There is endless discussion about the literary type or genre to which "The Slaughter House" belongs: story, novel of manners, essay or hybrid. For German scholar Christian Wehr, "The Slaughter Yard" is the foundational text of an autochthonous Latin American genre he called Diktatorenromans : the dictator novel.

==Vernacular dialogue==
The protagonist speaks in elite literary Spanish; but the slaughter yard denizens (including the Judge) use the direct street Spanish of low class Buenos Aires. It is probably the earliest record of the emerging Lunfardo, the colloquial speech of the city.

The story contains the first recorded instance of the use of the characteristic Argentine interjection che, in the following sentence

—Ché! negra bruja, salí de aquí antes que te pegue un tajo, esclamaba el carnicero.
 ("Hey, you black witch, get out of here before I slash you", exclaimed the butcher.)

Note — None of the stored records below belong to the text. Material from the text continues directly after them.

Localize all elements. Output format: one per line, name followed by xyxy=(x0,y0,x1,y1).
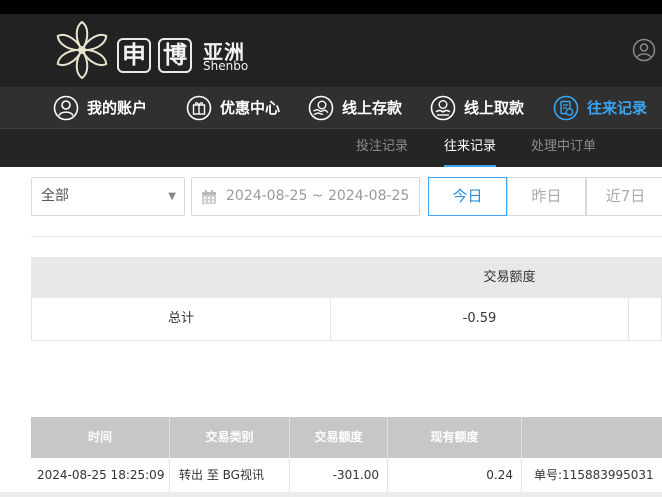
select-value: 全部 xyxy=(41,188,69,204)
subtab-transaction-records[interactable]: 往来记录 xyxy=(444,129,497,167)
caret-down-icon: ▼ xyxy=(168,191,176,202)
summary-header: 交易额度 xyxy=(31,257,662,298)
records-icon xyxy=(553,95,579,120)
transaction-type-select[interactable]: 全部 ▼ xyxy=(31,177,185,216)
sub-nav: 投注记录 往来记录 处理中订单 xyxy=(0,129,662,167)
cell-note: 单号:115883995031 xyxy=(534,468,654,482)
logo-en-text: Shenbo xyxy=(203,59,249,73)
account-user-icon[interactable] xyxy=(632,38,656,62)
column-header-time: 时间 xyxy=(31,417,170,458)
summary-header-label: 交易额度 xyxy=(483,270,536,285)
nav-item-deposit[interactable]: 线上存款 xyxy=(308,87,402,128)
top-bar xyxy=(0,0,662,14)
summary-total-value: -0.59 xyxy=(331,298,629,340)
flower-logo-icon[interactable] xyxy=(52,20,112,80)
withdraw-hand-icon xyxy=(430,95,456,120)
last-7-days-button[interactable]: 近7日 xyxy=(586,177,662,216)
today-button[interactable]: 今日 xyxy=(428,177,507,216)
column-header-amount: 交易额度 xyxy=(290,417,388,458)
nav-item-label: 优惠中心 xyxy=(220,99,281,117)
nav-item-label: 往来记录 xyxy=(587,99,648,117)
column-header-note xyxy=(522,417,662,458)
logo-char-box-2: 博 xyxy=(158,38,192,73)
user-circle-icon xyxy=(53,95,79,120)
section-divider xyxy=(31,236,662,237)
nav-item-label: 线上存款 xyxy=(342,99,403,117)
nav-item-label: 线上取款 xyxy=(464,99,525,117)
cell-amount: -301.00 xyxy=(290,458,388,492)
cell-time: 2024-08-25 18:25:09 xyxy=(31,458,170,492)
logo-char-box-1: 申 xyxy=(117,38,151,73)
table-row: 2024-08-25 18:25:09 转出 至 BG视讯 -301.00 0.… xyxy=(31,458,662,493)
table-header: 时间 交易类别 交易额度 现有额度 xyxy=(31,417,662,458)
calendar-icon xyxy=(202,190,216,204)
subtab-pending-orders[interactable]: 处理中订单 xyxy=(531,129,596,167)
deposit-hand-icon xyxy=(308,95,334,120)
subtab-bet-records[interactable]: 投注记录 xyxy=(356,129,408,167)
yesterday-button[interactable]: 昨日 xyxy=(507,177,586,216)
cell-balance: 0.24 xyxy=(388,458,522,492)
summary-total-label: 总计 xyxy=(32,298,331,340)
main-nav: 我的账户 优惠中心 线上存款 线上取款 往来记录 xyxy=(0,87,662,129)
column-header-balance: 现有额度 xyxy=(388,417,522,458)
date-range-input[interactable]: 2024-08-25 ~ 2024-08-25 xyxy=(191,177,420,216)
summary-row: 总计 -0.59 xyxy=(31,298,662,341)
cell-category: 转出 至 BG视讯 xyxy=(170,458,290,492)
gift-icon xyxy=(186,95,212,120)
nav-item-records[interactable]: 往来记录 xyxy=(553,87,647,128)
column-header-category: 交易类别 xyxy=(170,417,290,458)
nav-item-promotions[interactable]: 优惠中心 xyxy=(186,87,280,128)
bottom-strip xyxy=(0,492,662,497)
nav-item-withdraw[interactable]: 线上取款 xyxy=(430,87,524,128)
date-range-value: 2024-08-25 ~ 2024-08-25 xyxy=(226,188,410,204)
nav-item-my-account[interactable]: 我的账户 xyxy=(53,87,147,128)
nav-item-label: 我的账户 xyxy=(87,99,148,117)
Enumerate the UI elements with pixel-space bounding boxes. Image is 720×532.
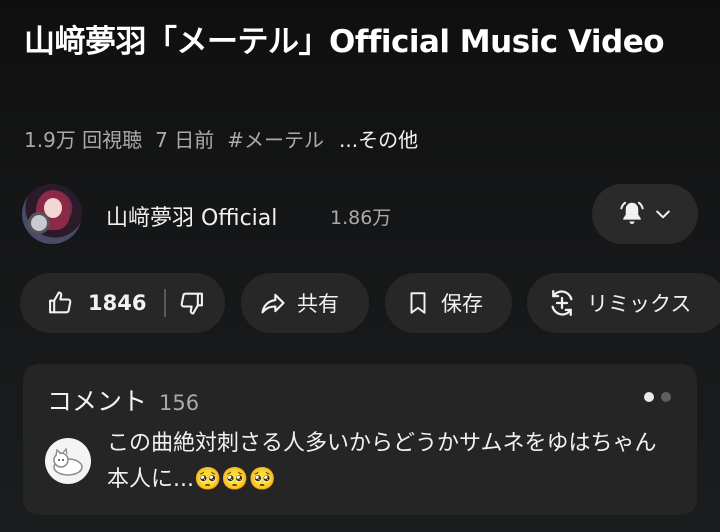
comments-card[interactable]: コメント 156 この曲絶対刺さる人多いからどうかサムネをゆはちゃん本人に...… [23,364,697,515]
notification-button[interactable] [592,184,698,244]
remix-icon [551,290,573,316]
video-title: 山﨑夢羽「メーテル」Official Music Video [24,24,665,60]
cat-icon [53,447,83,476]
view-count: 1.9万 回視聴 [24,127,143,152]
channel-row: 山﨑夢羽 Official 1.86万 [22,184,698,246]
action-bar: 1846 共有 保存 リミックス [20,273,720,333]
like-dislike-pill: 1846 [20,273,225,333]
channel-name[interactable]: 山﨑夢羽 Official [106,200,277,232]
video-metadata[interactable]: 1.9万 回視聴 7 日前 #メーテル ...その他 [24,122,431,154]
bell-icon [620,201,644,224]
carousel-dot-active [644,392,654,402]
carousel-dot [661,392,671,402]
hashtag-link[interactable]: #メーテル [227,124,324,153]
save-label: 保存 [441,292,483,316]
carousel-dots [644,392,671,402]
share-button[interactable]: 共有 [241,273,369,333]
remix-button[interactable]: リミックス [527,273,720,333]
top-comment-text: この曲絶対刺さる人多いからどうかサムネをゆはちゃん本人に...🥺🥺🥺 [107,431,657,492]
commenter-avatar [45,438,91,484]
remix-label: リミックス [587,292,692,316]
save-icon [410,292,426,314]
avatar-disc [28,212,50,234]
save-button[interactable]: 保存 [385,273,512,333]
upload-age: 7 日前 [155,127,215,152]
comments-count: 156 [159,391,200,415]
share-icon [261,293,285,314]
like-count[interactable]: 1846 [88,291,146,315]
comments-title: コメント [47,387,148,416]
dislike-icon[interactable] [178,289,206,317]
like-divider [164,289,167,317]
subscriber-count: 1.86万 [330,207,392,229]
more-link[interactable]: ...その他 [339,124,418,153]
chevron-down-icon [656,210,670,219]
comments-header: コメント 156 [47,382,199,418]
share-label: 共有 [297,292,339,316]
channel-avatar[interactable] [22,184,82,244]
like-icon[interactable] [46,289,74,317]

==Readings and symbolism==
In its immediate or obvious meaning it is simply a story of biting political criticism: almost as obvious is the symbolism of the slaughter yard as a microcosm of Rosas' polity where, but for the hero and the one bull who does have cojones, all are easily controlled. However all sorts of interpretations or symbolic meanings have been sought: Freudian, as a necessary ritual sacrifice, as an item in "Argentina's necrophilic catalogue", as a racist attack on Rosas' Afro-Argentines, from a feminist perspective, and as Echeverría's (and indeed his political school's) crisis of masculinity.